2014-06-14nytimes.com

Brokers are not necessarily required to act in their customers' best interest, even if they are advising on their retirement money. While that would seem to be a basic consumer protection, in Washington and on Wall Street it has proved to be wildly contentious.

Amid fierce pushback from the financial services industry, the Labor Department, which oversees retirement plans, recently delayed releasing a revised proposal that would require a broader group of professionals to put their clients' interest ahead of their own when dealing with their retirement accounts. The department said it would release the proposed rule in January, according to its regulatory agenda, instead of this August. (Phyllis C. Borzi of the Labor Department, had signaled that it could miss the deadline.)
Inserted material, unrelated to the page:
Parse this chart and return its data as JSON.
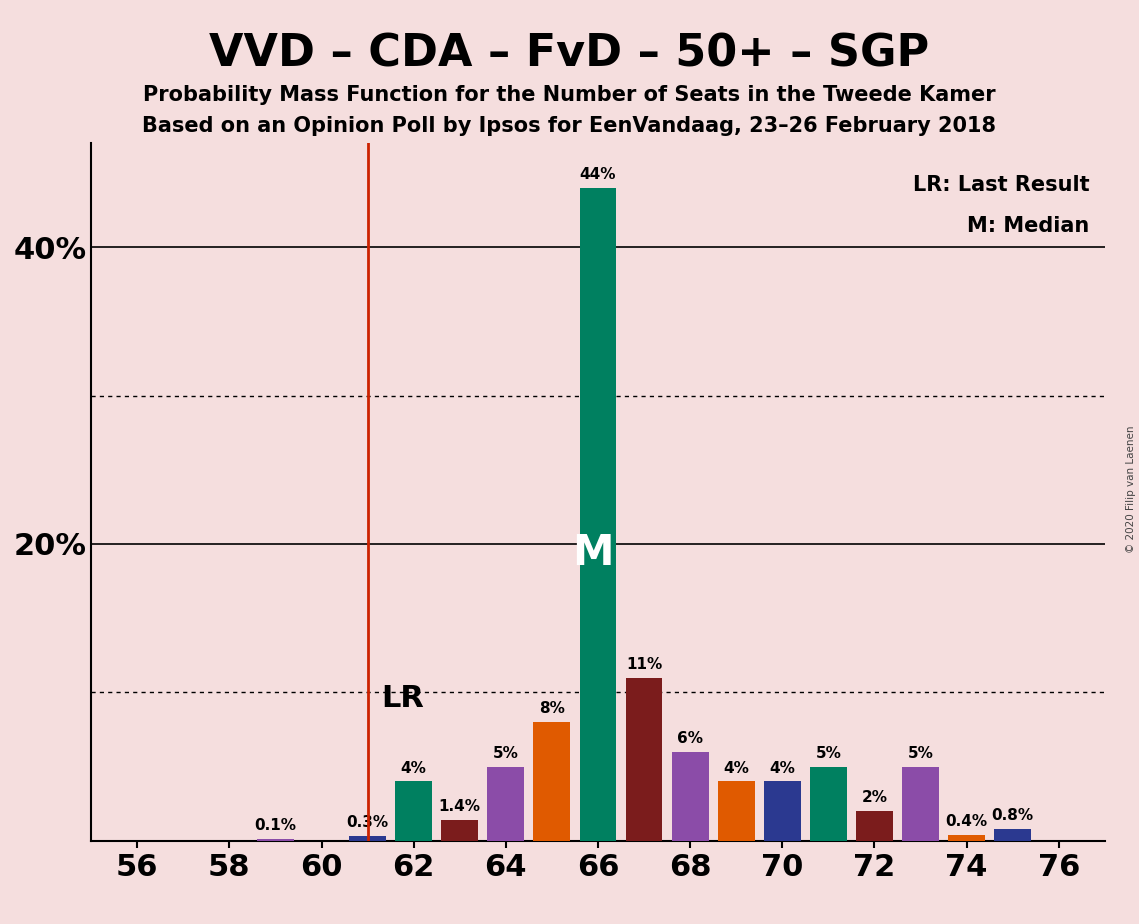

"They have really been stymied by the financial industry, which is spending millions of dollars to fight this rule," said Karen Friedman, executive vice president and policy director at the Pension Rights Center, a nonprofit consumer group. "All the Labor Department is trying to do is modernize a rule that is out of date."

The agency is trying to amend a 1975 rule, part of the Employee Retirement Income Security Act, known as Erisa, which outlines when investment advisers become fiduciaries -- the eye-glazing legal term describing brokers who must put their customers' interests first. The rules are stricter for fiduciaries who handle consumers' tax-advantaged retirement money compared to fiduciaries under federal securities law.

But it is easy to avoid becoming a fiduciary under Erisa, consumer advocates say, because brokers must first meet a five-part test before they are required to follow the higher standard: If the advice is provided on a one-time basis, for instance, the rule does not apply. On top of that, the consumer and the broker must also "mutually agree" that the advice was the main reason for the investment decision.